饭桌上,胡主簿将漠阳县的情况又说了一遍,那就是一个字‘穷’!
前两年因为开着边贸,偶尔有路过的商队,还能稍微好些,可自从边贸被禁之,就愈发冷清起来。
“若仅仅如此也就罢了,这两年附近出现了一队马匪。原先那些人**勒索过路的商队,现如今商队没了,百姓就遭了殃。下官组织过几次围剿,可人家骑着马,咱们县里这么穷,两条腿怎么跑得过四条腿?下官给知府大人奏请过,可这些马匪忒狡诈,直接窜到临近的磁州,几次无果之后,也就不管了。”
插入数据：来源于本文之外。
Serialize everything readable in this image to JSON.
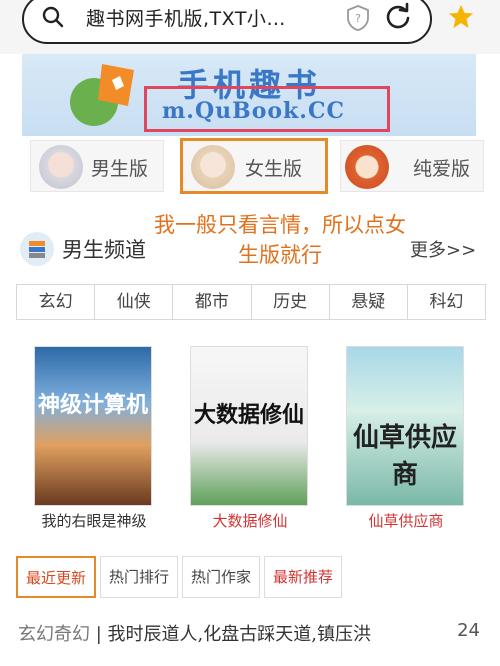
{
  "browser": {
    "url_text": "趣书网手机版,TXT小…",
    "search_icon": "search-icon",
    "shield_icon": "shield-icon",
    "reload_icon": "reload-icon",
    "bookmark_icon": "star-icon"
  },
  "banner": {
    "title": "手机趣书",
    "domain": "m.QuBook.CC"
  },
  "versions": [
    {
      "label": "男生版"
    },
    {
      "label": "女生版"
    },
    {
      "label": "纯爱版"
    }
  ],
  "section": {
    "title": "男生频道",
    "more": "更多>>",
    "note": "我一般只看言情，所以点女生版就行"
  },
  "genres": [
    "玄幻",
    "仙侠",
    "都市",
    "历史",
    "悬疑",
    "科幻"
  ],
  "books": [
    {
      "cover_text": "神级计算机",
      "title": "我的右眼是神级"
    },
    {
      "cover_text": "大数据修仙",
      "title": "大数据修仙"
    },
    {
      "cover_text": "仙草供应商",
      "title": "仙草供应商"
    }
  ],
  "bottom_tabs": [
    "最近更新",
    "热门排行",
    "热门作家",
    "最新推荐"
  ],
  "list": {
    "category": "玄幻奇幻",
    "separator": " | ",
    "title": "我时辰道人,化盘古踩天道,镇压洪",
    "num": "24"
  },
  "colors": {
    "accent_orange": "#e58a28",
    "highlight_red": "#e0465e",
    "brand_blue": "#3a78c7"
  }
}
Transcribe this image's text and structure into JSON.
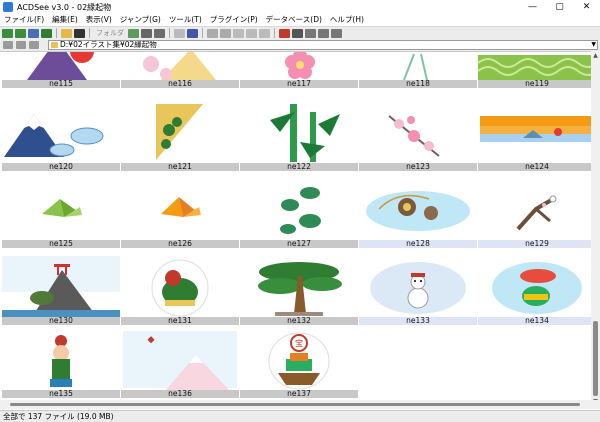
{
  "window": {
    "title": "ACDSee v3.0 - 02縁起物",
    "minimize": "—",
    "maximize": "▢",
    "close": "✕"
  },
  "menu": [
    {
      "label": "ファイル(F)"
    },
    {
      "label": "編集(E)"
    },
    {
      "label": "表示(V)"
    },
    {
      "label": "ジャンプ(G)"
    },
    {
      "label": "ツール(T)"
    },
    {
      "label": "プラグイン(P)"
    },
    {
      "label": "データベース(D)"
    },
    {
      "label": "ヘルプ(H)"
    }
  ],
  "toolbar": {
    "browse_label": "フォルダ"
  },
  "address": {
    "path": "D:¥02イラスト集¥02縁起物"
  },
  "thumbnails": [
    {
      "label": "ne115",
      "icon": "mount-fuji-sun"
    },
    {
      "label": "ne116",
      "icon": "plum-fan"
    },
    {
      "label": "ne117",
      "icon": "plum-blossom"
    },
    {
      "label": "ne118",
      "icon": "bamboo-leaves"
    },
    {
      "label": "ne119",
      "icon": "wave-pattern"
    },
    {
      "label": "ne120",
      "icon": "mount-fuji-clouds"
    },
    {
      "label": "ne121",
      "icon": "pine-fan"
    },
    {
      "label": "ne122",
      "icon": "bamboo"
    },
    {
      "label": "ne123",
      "icon": "plum-branch"
    },
    {
      "label": "ne124",
      "icon": "sunrise"
    },
    {
      "label": "ne125",
      "icon": "paper-crane-green"
    },
    {
      "label": "ne126",
      "icon": "paper-crane-orange"
    },
    {
      "label": "ne127",
      "icon": "pine-emblem"
    },
    {
      "label": "ne128",
      "icon": "spinning-top"
    },
    {
      "label": "ne129",
      "icon": "plum-tree"
    },
    {
      "label": "ne130",
      "icon": "turtle-shrine"
    },
    {
      "label": "ne131",
      "icon": "ox-figure"
    },
    {
      "label": "ne132",
      "icon": "pine-tree"
    },
    {
      "label": "ne133",
      "icon": "snowman"
    },
    {
      "label": "ne134",
      "icon": "sea-bream-lion"
    },
    {
      "label": "ne135",
      "icon": "kite-boy"
    },
    {
      "label": "ne136",
      "icon": "fuji-kite"
    },
    {
      "label": "ne137",
      "icon": "treasure-ship"
    }
  ],
  "status": {
    "text": "全部で 137 ファイル (19.0 MB)"
  },
  "colors": {
    "label_bg": "#c8c8c8",
    "label_selected_bg": "#dfe4f4",
    "toolbar_bg": "#ececec"
  }
}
胡主簿犹如打开了话匣子,滔滔不绝。因为漠阳苦寒,根本没人愿意来此地,即使来了也是一门心思想调走。漠阳已经两年多没有县令了,县尉也在一年前走了。现下整个漠阳县都是他一个主簿在负责。
封砚初是越听心越沉。不过,他看上了马匪的那几匹马。只是不知这胡主簿是否也看上了,还是仅此一说而已。
“马匪的消息这般灵通,胡主簿可想过问题所在?”他浅饮了一口酒,虽然比起京城的差了许多,但口感确实烈了不少。
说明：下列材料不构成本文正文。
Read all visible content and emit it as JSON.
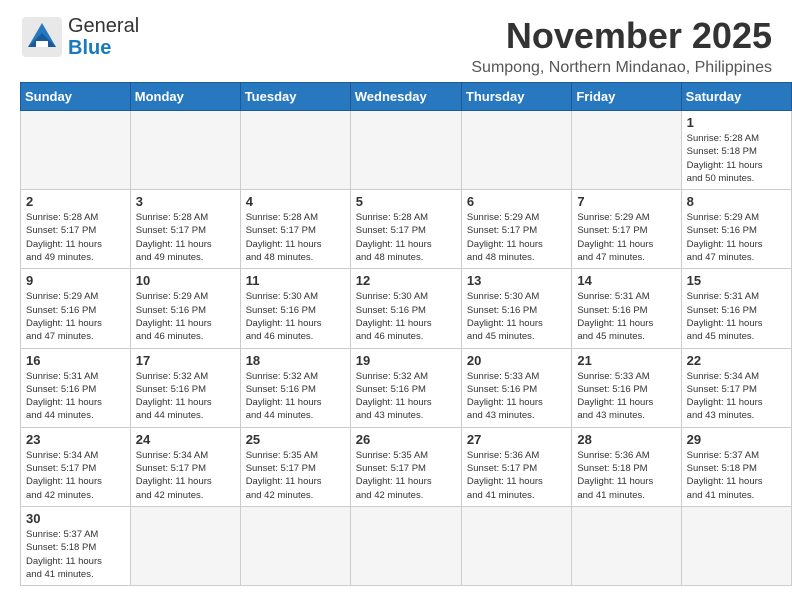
{
  "header": {
    "logo_general": "General",
    "logo_blue": "Blue",
    "month_title": "November 2025",
    "location": "Sumpong, Northern Mindanao, Philippines"
  },
  "weekdays": [
    "Sunday",
    "Monday",
    "Tuesday",
    "Wednesday",
    "Thursday",
    "Friday",
    "Saturday"
  ],
  "days": [
    {
      "num": "",
      "info": ""
    },
    {
      "num": "",
      "info": ""
    },
    {
      "num": "",
      "info": ""
    },
    {
      "num": "",
      "info": ""
    },
    {
      "num": "",
      "info": ""
    },
    {
      "num": "",
      "info": ""
    },
    {
      "num": "1",
      "info": "Sunrise: 5:28 AM\nSunset: 5:18 PM\nDaylight: 11 hours\nand 50 minutes."
    },
    {
      "num": "2",
      "info": "Sunrise: 5:28 AM\nSunset: 5:17 PM\nDaylight: 11 hours\nand 49 minutes."
    },
    {
      "num": "3",
      "info": "Sunrise: 5:28 AM\nSunset: 5:17 PM\nDaylight: 11 hours\nand 49 minutes."
    },
    {
      "num": "4",
      "info": "Sunrise: 5:28 AM\nSunset: 5:17 PM\nDaylight: 11 hours\nand 48 minutes."
    },
    {
      "num": "5",
      "info": "Sunrise: 5:28 AM\nSunset: 5:17 PM\nDaylight: 11 hours\nand 48 minutes."
    },
    {
      "num": "6",
      "info": "Sunrise: 5:29 AM\nSunset: 5:17 PM\nDaylight: 11 hours\nand 48 minutes."
    },
    {
      "num": "7",
      "info": "Sunrise: 5:29 AM\nSunset: 5:17 PM\nDaylight: 11 hours\nand 47 minutes."
    },
    {
      "num": "8",
      "info": "Sunrise: 5:29 AM\nSunset: 5:16 PM\nDaylight: 11 hours\nand 47 minutes."
    },
    {
      "num": "9",
      "info": "Sunrise: 5:29 AM\nSunset: 5:16 PM\nDaylight: 11 hours\nand 47 minutes."
    },
    {
      "num": "10",
      "info": "Sunrise: 5:29 AM\nSunset: 5:16 PM\nDaylight: 11 hours\nand 46 minutes."
    },
    {
      "num": "11",
      "info": "Sunrise: 5:30 AM\nSunset: 5:16 PM\nDaylight: 11 hours\nand 46 minutes."
    },
    {
      "num": "12",
      "info": "Sunrise: 5:30 AM\nSunset: 5:16 PM\nDaylight: 11 hours\nand 46 minutes."
    },
    {
      "num": "13",
      "info": "Sunrise: 5:30 AM\nSunset: 5:16 PM\nDaylight: 11 hours\nand 45 minutes."
    },
    {
      "num": "14",
      "info": "Sunrise: 5:31 AM\nSunset: 5:16 PM\nDaylight: 11 hours\nand 45 minutes."
    },
    {
      "num": "15",
      "info": "Sunrise: 5:31 AM\nSunset: 5:16 PM\nDaylight: 11 hours\nand 45 minutes."
    },
    {
      "num": "16",
      "info": "Sunrise: 5:31 AM\nSunset: 5:16 PM\nDaylight: 11 hours\nand 44 minutes."
    },
    {
      "num": "17",
      "info": "Sunrise: 5:32 AM\nSunset: 5:16 PM\nDaylight: 11 hours\nand 44 minutes."
    },
    {
      "num": "18",
      "info": "Sunrise: 5:32 AM\nSunset: 5:16 PM\nDaylight: 11 hours\nand 44 minutes."
    },
    {
      "num": "19",
      "info": "Sunrise: 5:32 AM\nSunset: 5:16 PM\nDaylight: 11 hours\nand 43 minutes."
    },
    {
      "num": "20",
      "info": "Sunrise: 5:33 AM\nSunset: 5:16 PM\nDaylight: 11 hours\nand 43 minutes."
    },
    {
      "num": "21",
      "info": "Sunrise: 5:33 AM\nSunset: 5:16 PM\nDaylight: 11 hours\nand 43 minutes."
    },
    {
      "num": "22",
      "info": "Sunrise: 5:34 AM\nSunset: 5:17 PM\nDaylight: 11 hours\nand 43 minutes."
    },
    {
      "num": "23",
      "info": "Sunrise: 5:34 AM\nSunset: 5:17 PM\nDaylight: 11 hours\nand 42 minutes."
    },
    {
      "num": "24",
      "info": "Sunrise: 5:34 AM\nSunset: 5:17 PM\nDaylight: 11 hours\nand 42 minutes."
    },
    {
      "num": "25",
      "info": "Sunrise: 5:35 AM\nSunset: 5:17 PM\nDaylight: 11 hours\nand 42 minutes."
    },
    {
      "num": "26",
      "info": "Sunrise: 5:35 AM\nSunset: 5:17 PM\nDaylight: 11 hours\nand 42 minutes."
    },
    {
      "num": "27",
      "info": "Sunrise: 5:36 AM\nSunset: 5:17 PM\nDaylight: 11 hours\nand 41 minutes."
    },
    {
      "num": "28",
      "info": "Sunrise: 5:36 AM\nSunset: 5:18 PM\nDaylight: 11 hours\nand 41 minutes."
    },
    {
      "num": "29",
      "info": "Sunrise: 5:37 AM\nSunset: 5:18 PM\nDaylight: 11 hours\nand 41 minutes."
    },
    {
      "num": "30",
      "info": "Sunrise: 5:37 AM\nSunset: 5:18 PM\nDaylight: 11 hours\nand 41 minutes."
    },
    {
      "num": "",
      "info": ""
    },
    {
      "num": "",
      "info": ""
    },
    {
      "num": "",
      "info": ""
    },
    {
      "num": "",
      "info": ""
    },
    {
      "num": "",
      "info": ""
    },
    {
      "num": "",
      "info": ""
    }
  ]
}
胡主簿这才叹气道:“既然大人问起,下官也就实说了,这些马匪也并非莽夫。”说话间看向窗外,语气中尽是颓然和自嘲,“城内不乏一些富户,他们与马匪之间便有勾联,相互依存。这些人好几辈子都在这里生活,下官不过是小小主簿,如何斗得过?甚至下官还收到过箭矢,就是警告勿要多事!之后便不管了,也没能力管。”
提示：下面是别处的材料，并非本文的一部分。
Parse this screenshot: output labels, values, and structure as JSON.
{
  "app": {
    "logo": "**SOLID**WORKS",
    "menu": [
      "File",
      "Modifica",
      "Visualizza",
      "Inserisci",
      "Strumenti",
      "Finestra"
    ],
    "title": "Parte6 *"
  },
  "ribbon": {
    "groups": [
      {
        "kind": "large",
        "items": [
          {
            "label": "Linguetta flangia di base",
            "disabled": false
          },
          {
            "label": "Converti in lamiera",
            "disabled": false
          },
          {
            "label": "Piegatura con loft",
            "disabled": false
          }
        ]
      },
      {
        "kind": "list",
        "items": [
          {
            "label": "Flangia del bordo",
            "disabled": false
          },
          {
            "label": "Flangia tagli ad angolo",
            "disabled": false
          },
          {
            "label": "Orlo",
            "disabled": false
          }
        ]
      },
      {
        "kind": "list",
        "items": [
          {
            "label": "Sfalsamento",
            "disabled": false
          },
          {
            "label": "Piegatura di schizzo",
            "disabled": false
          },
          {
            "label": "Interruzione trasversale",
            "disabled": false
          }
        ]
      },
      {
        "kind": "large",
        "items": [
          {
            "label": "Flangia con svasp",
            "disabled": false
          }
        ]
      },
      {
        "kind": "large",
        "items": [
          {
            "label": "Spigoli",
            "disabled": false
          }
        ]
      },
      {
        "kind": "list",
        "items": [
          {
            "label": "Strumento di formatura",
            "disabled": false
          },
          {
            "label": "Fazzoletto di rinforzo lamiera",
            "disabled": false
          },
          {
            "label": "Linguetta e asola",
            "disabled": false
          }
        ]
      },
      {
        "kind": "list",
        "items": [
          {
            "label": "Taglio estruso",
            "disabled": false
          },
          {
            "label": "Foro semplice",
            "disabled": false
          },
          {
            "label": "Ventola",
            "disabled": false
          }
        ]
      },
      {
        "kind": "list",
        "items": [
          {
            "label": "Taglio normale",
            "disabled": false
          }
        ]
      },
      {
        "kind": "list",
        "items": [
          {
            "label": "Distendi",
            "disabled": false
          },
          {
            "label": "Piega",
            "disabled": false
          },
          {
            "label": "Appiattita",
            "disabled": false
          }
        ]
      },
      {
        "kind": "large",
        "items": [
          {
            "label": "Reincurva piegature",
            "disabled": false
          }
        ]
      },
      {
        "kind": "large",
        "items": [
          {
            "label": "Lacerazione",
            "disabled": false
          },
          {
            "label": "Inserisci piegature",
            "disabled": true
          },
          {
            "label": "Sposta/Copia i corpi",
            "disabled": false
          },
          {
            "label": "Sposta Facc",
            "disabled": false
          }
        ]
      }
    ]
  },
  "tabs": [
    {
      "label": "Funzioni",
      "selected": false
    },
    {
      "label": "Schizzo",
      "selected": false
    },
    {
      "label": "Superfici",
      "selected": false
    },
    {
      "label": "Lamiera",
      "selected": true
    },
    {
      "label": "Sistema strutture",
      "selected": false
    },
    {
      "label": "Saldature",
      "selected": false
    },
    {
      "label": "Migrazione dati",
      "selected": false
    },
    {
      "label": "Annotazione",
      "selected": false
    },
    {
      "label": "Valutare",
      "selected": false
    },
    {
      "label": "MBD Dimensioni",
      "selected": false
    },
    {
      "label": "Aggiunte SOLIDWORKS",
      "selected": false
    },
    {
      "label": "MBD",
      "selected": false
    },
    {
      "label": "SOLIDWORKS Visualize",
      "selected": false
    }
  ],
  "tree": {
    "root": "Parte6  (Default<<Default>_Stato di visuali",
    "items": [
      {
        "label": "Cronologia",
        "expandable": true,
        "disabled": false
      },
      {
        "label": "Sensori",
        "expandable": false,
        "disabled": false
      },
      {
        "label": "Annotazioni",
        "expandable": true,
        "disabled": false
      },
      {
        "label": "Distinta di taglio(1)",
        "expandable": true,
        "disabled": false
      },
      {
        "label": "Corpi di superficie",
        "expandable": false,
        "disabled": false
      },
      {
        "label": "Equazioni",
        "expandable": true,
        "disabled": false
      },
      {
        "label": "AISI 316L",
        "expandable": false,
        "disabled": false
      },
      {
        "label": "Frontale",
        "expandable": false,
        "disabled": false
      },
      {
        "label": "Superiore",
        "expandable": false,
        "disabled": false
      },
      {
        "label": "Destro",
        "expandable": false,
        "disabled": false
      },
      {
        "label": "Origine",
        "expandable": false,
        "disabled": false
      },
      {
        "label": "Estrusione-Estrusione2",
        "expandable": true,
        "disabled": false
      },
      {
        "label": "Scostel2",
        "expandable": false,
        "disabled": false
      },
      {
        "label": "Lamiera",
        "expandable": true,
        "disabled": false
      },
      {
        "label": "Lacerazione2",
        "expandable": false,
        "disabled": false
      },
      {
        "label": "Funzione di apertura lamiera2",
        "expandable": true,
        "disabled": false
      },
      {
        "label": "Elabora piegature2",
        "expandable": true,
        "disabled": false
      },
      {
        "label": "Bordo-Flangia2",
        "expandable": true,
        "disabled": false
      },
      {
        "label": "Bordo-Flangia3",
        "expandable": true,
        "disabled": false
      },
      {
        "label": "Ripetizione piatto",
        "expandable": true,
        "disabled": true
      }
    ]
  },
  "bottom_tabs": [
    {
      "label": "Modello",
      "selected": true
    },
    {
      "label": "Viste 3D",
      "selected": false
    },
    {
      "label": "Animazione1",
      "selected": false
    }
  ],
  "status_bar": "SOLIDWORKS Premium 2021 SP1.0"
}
这就是他为何请封县令吃饭,却未叫上本地乡绅富户的原因。不过想探一探对方的态度,若是想一心拔除毒瘤他就配合,以此能够搭上顺风车升迁;若只是下来镀金的,那便只当今日之言是放屁,此后再也不提。
此时此刻,封砚初并不知道,在他们还未进入漠阳地界,就被这帮马匪盯上了。
“大哥!前头来了好几辆马车,是个大户,只要将这伙人截了,咱们可就发财了。”其中的老三说起这话之时,眼睛都在发亮。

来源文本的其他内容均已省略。